With some history, decent playtime and a bit of lunch under our belts, we squeeze in a short nap (for our toddler’s sake!) en route to the Shiroi Koibito Chocolate Factory in the city’s Nishi Ward.

Looking like a theme park crossed with an English country village, this place doesn’t endear on first impression: its half-timbered buildings are too cutesy, the tour bus parking lot too full. We buy tickets for the factory tour and pay a supplement for a cookie-decorating workshop in the sweetly named Cookiecraft Studio.

The staff make us all don blue booties and plastic aprons. We feel ridiculous but it makes for cute pictures of the kid. Together, we squeeze icing and sprinkle candy stars all over a cookie shaped like Hokkaido. Realizing we’ll pay a higher price in collateral terms if our child is left to consume said cookie on her own, we quickly have it boxed up and distract her with the factory tour.

After a brief introduction on cacao pods and an animatronic exhibit detailing chocolate-making in England, we end up at the fabulously painted production line. Trompe l’oeil murals spring out from the walls, adding to the somewhat hypnotic sensation of watching sandwich cookies being sliced, filled and deftly packaged before they slide out of sight on the conveyor belt. It’s not long, though, before we end up at a table near the factory’s rose garden, munching free sample cookies while junior amuses herself in a village of Victorian-style playhouses.

Sugar fuels us for the ride back into the city but I luckily get to escape any fallout from said toddler’s sweetened snack. With her safely left in my husband’s care, I set out on my solo portion of the day, an unhurried gastronomic progress hopefully featuring some of Hokkaido’s best fare.
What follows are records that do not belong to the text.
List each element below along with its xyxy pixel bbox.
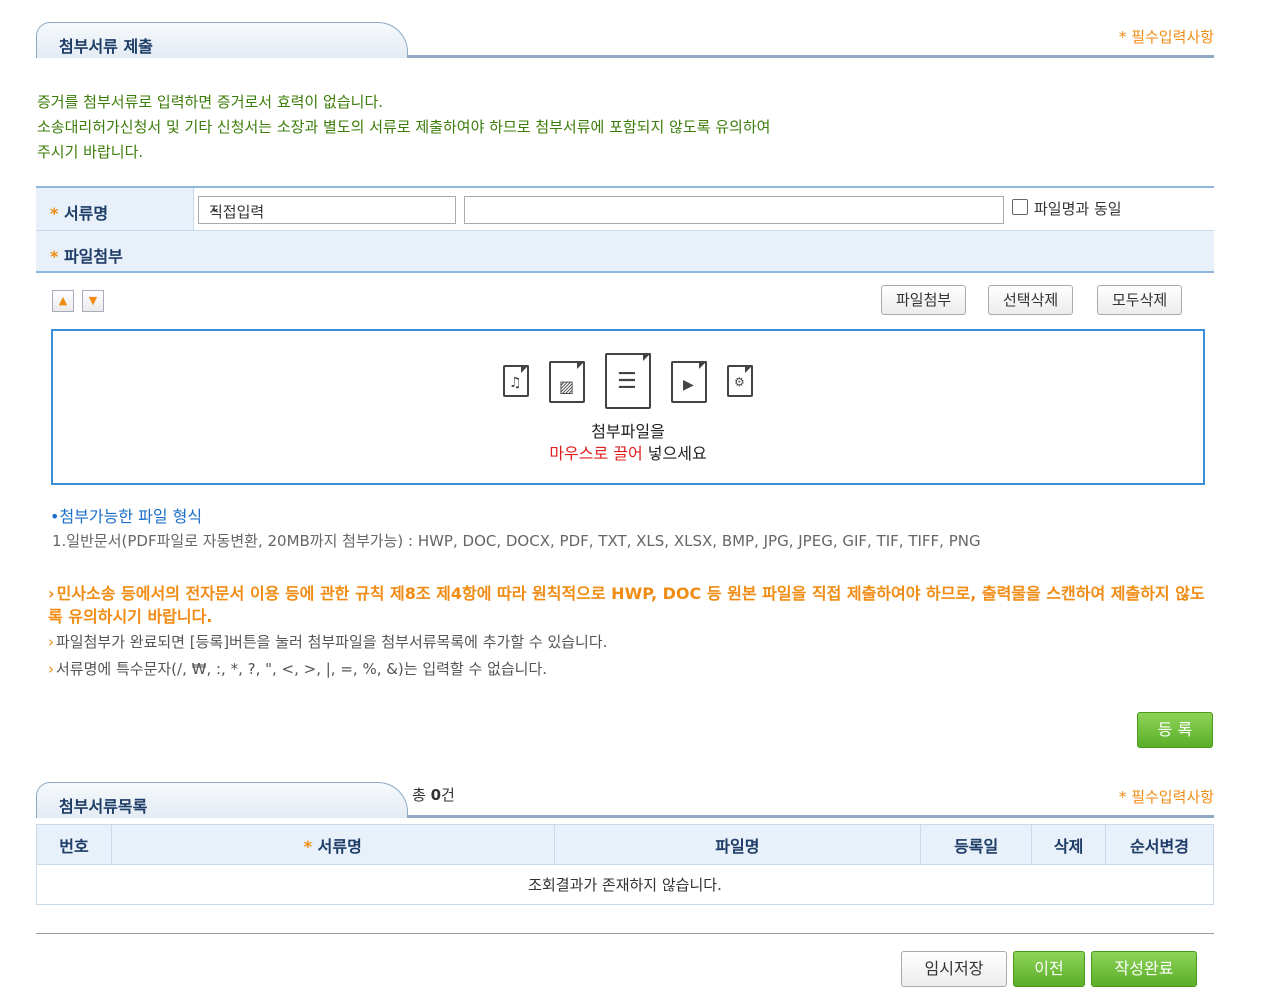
- image-file-icon: ▨: [549, 361, 585, 403]
- section-title: 첨부서류목록: [59, 797, 148, 816]
- notice-text: 증거를 첨부서류로 입력하면 증거로서 효력이 없습니다. 소송대리허가신청서 …: [37, 90, 770, 165]
- delete-selected-button[interactable]: 선택삭제: [988, 285, 1074, 315]
- same-as-file-checkbox[interactable]: [1012, 199, 1028, 215]
- section-header-attach: 첨부서류 제출 * 필수입력사항: [36, 18, 1214, 58]
- file-type-icons: ♫ ▨ ☰ ▶ ⚙: [501, 353, 761, 415]
- prev-button[interactable]: 이전: [1013, 951, 1085, 987]
- doc-name-input[interactable]: [464, 196, 1004, 224]
- same-as-file-label: 파일명과 동일: [1034, 200, 1122, 218]
- delete-all-button[interactable]: 모두삭제: [1097, 285, 1183, 315]
- chevron-right-icon: ›: [48, 584, 55, 603]
- file-attach-row: * 파일첨부: [36, 231, 1214, 273]
- file-attach-label: * 파일첨부: [50, 243, 123, 267]
- audio-file-icon: ♫: [503, 365, 529, 397]
- attachment-list-table: 번호 * 서류명 파일명 등록일 삭제 순서변경 조회결과가 존재하지 않습니다…: [36, 824, 1214, 905]
- col-date: 등록일: [920, 824, 1033, 865]
- required-star: *: [303, 836, 313, 856]
- guidance-item-2: › 서류명에 특수문자(/, ₩, :, *, ?, ", <, >, |, =,…: [48, 656, 1218, 682]
- col-no: 번호: [36, 824, 112, 865]
- required-star: *: [50, 204, 59, 223]
- formats-line: 1.일반문서(PDF파일로 자동변환, 20MB까지 첨부가능) : HWP, …: [52, 532, 981, 550]
- col-doc-name: * 서류명: [110, 824, 555, 865]
- doc-name-label: * 서류명: [50, 200, 108, 224]
- move-up-button[interactable]: ▲: [52, 290, 74, 312]
- col-file-name: 파일명: [553, 824, 922, 865]
- doc-name-label-text: 서류명: [63, 204, 109, 223]
- document-file-icon: ☰: [605, 353, 651, 409]
- table-row: 조회결과가 존재하지 않습니다.: [36, 864, 1214, 905]
- required-note: * 필수입력사항: [1118, 788, 1214, 806]
- drop-instruction: 첨부파일을 마우스로 끌어 넣으세요: [53, 421, 1203, 465]
- chevron-down-icon: ⌄: [209, 200, 221, 216]
- guidance-important: › 민사소송 등에서의 전자문서 이용 등에 관한 규칙 제8조 제4항에 따라 …: [48, 582, 1218, 628]
- register-button[interactable]: 등 록: [1137, 712, 1213, 748]
- guidance-bullets: › 민사소송 등에서의 전자문서 이용 등에 관한 규칙 제8조 제4항에 따라 …: [48, 582, 1218, 682]
- col-doc-name-text: 서류명: [317, 836, 362, 856]
- video-file-icon: ▶: [671, 361, 707, 403]
- section-tab: 첨부서류목록: [36, 782, 408, 818]
- move-down-button[interactable]: ▼: [82, 290, 104, 312]
- drop-line-2-rest: 넣으세요: [642, 444, 707, 463]
- total-count: 총 0건: [412, 784, 455, 805]
- section-header-list: 첨부서류목록 * 필수입력사항: [36, 778, 1214, 818]
- doc-name-label-cell: * 서류명: [36, 188, 194, 230]
- file-attach-label-text: 파일첨부: [63, 247, 123, 266]
- col-delete: 삭제: [1031, 824, 1107, 865]
- empty-message: 조회결과가 존재하지 않습니다.: [36, 864, 1214, 905]
- table-header-row: 번호 * 서류명 파일명 등록일 삭제 순서변경: [36, 824, 1214, 865]
- complete-button[interactable]: 작성완료: [1091, 951, 1197, 987]
- footer-divider: [36, 933, 1214, 934]
- guidance-item-1: › 파일첨부가 완료되면 [등록]버튼을 눌러 첨부파일을 첨부서류목록에 추가할…: [48, 628, 1218, 656]
- formats-title-text: 첨부가능한 파일 형식: [59, 507, 203, 526]
- drop-line-1: 첨부파일을: [591, 422, 665, 441]
- guidance-item-2-text: 서류명에 특수문자(/, ₩, :, *, ?, ", <, >, |, =, …: [56, 660, 548, 678]
- guidance-item-1-text: 파일첨부가 완료되면 [등록]버튼을 눌러 첨부파일을 첨부서류목록에 추가할 …: [56, 633, 608, 651]
- guidance-important-text: 민사소송 등에서의 전자문서 이용 등에 관한 규칙 제8조 제4항에 따라 원…: [48, 584, 1205, 626]
- settings-file-icon: ⚙: [727, 365, 753, 397]
- required-note: * 필수입력사항: [1118, 28, 1214, 46]
- notice-line-1: 증거를 첨부서류로 입력하면 증거로서 효력이 없습니다.: [37, 93, 384, 111]
- count-prefix: 총: [412, 786, 431, 804]
- doc-name-row: * 서류명 직접입력 ⌄ 파일명과 동일: [36, 186, 1214, 231]
- file-drop-zone[interactable]: ♫ ▨ ☰ ▶ ⚙ 첨부파일을 마우스로 끌어 넣으세요: [51, 329, 1205, 485]
- chevron-right-icon: ›: [48, 660, 54, 678]
- doc-type-select[interactable]: 직접입력 ⌄: [198, 196, 456, 224]
- col-order: 순서변경: [1105, 824, 1214, 865]
- drop-highlight: 마우스로 끌어: [549, 444, 643, 463]
- count-value: 0: [430, 786, 442, 804]
- count-suffix: 건: [441, 786, 455, 804]
- drop-line-2: 마우스로 끌어 넣으세요: [53, 443, 1203, 465]
- formats-title: •첨부가능한 파일 형식: [50, 503, 202, 527]
- chevron-right-icon: ›: [48, 633, 54, 651]
- section-tab: 첨부서류 제출: [36, 22, 408, 58]
- notice-line-2: 소송대리허가신청서 및 기타 신청서는 소장과 별도의 서류로 제출하여야 하므…: [37, 118, 771, 136]
- attach-file-button[interactable]: 파일첨부: [881, 285, 967, 315]
- temp-save-button[interactable]: 임시저장: [901, 951, 1007, 987]
- required-star: *: [50, 247, 59, 266]
- section-title: 첨부서류 제출: [59, 37, 153, 56]
- notice-line-3: 주시기 바랍니다.: [37, 143, 144, 161]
Prior research on foodie websites led me to a tiny outpost of Italian cuisine at the back of the city’s Nijo Fish Market. Only a small sign bearing the name Picchu makes the unassuming shack stand out from its surroundings; no passerby would ever suspect the culinary masterpieces produced within by Chef Takaaki Mori.
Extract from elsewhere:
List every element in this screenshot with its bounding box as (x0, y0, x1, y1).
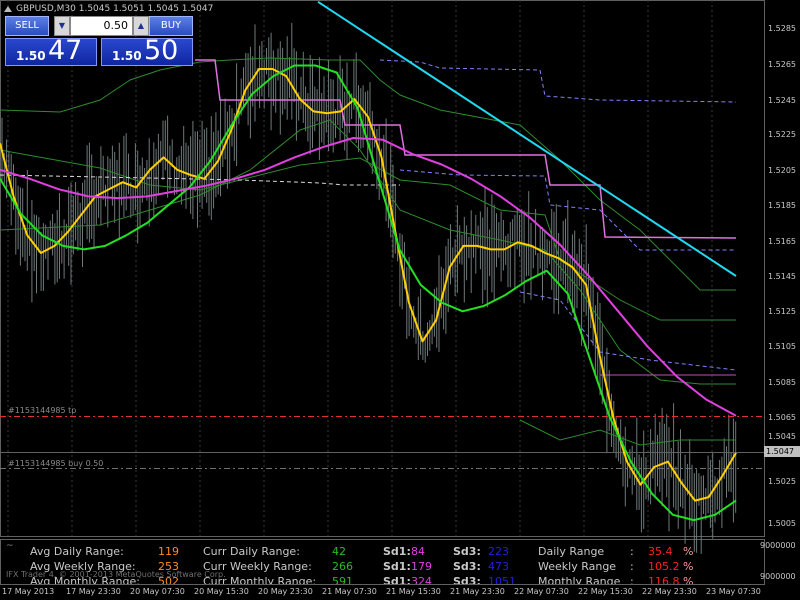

I take my seat at the bar — there are only 12 places here — and order up the omakase (chef’s choice) menu. While his assistant pours my wine and we chat about the weather, my first dish is plated and served with minimal flourish.

One bite of the granita-infused sorbet dusted with cracked black pepper that tops a tangy gazpacho and my taste buds are standing at full attention. I contemplate the etiquette of asking for seconds, but the subsequent offerings are more than satisfying — a plump oyster garnished with bitter celery greens, a sausage stuffed with fresh crab from nearby frigid waters and handmade pasta topped with cheese and fresh-grated Hokkaido wasabi followed by a second pasta plate of noodles with uni (sea urchin) carbonara. Delicious!

Chef Mori’s choice offerings are then rounded off with a scallop, lightly seasoned and perfectly grilled — and I’m already frantically flipping through my planner, trying to find a free weekend to fly back up for another meal at Picchu.

Hokkaido in winter may be visually stunning, but knowing what I now know I’d opt for a warm-weather return trip any day. The sun may rise early and set late at this latitude then, but that just gives visitors of all ages more time to explore Sapporo at its summer best.

Hokkaido Historical Village is 35 min. by bus from Shin-Sapporo Station. Shiroi Koibito Chocolate Factory is near Miyanosawa Station on the Tozai Metro Line. Reservations for Picchu are essential — for more details, visit www.picchu.jp (Japanese only).

In line with COVID-19 guidelines, the government is strongly requesting that residents and visitors exercise caution if they choose to visit bars, restaurants, music venues and other public spaces.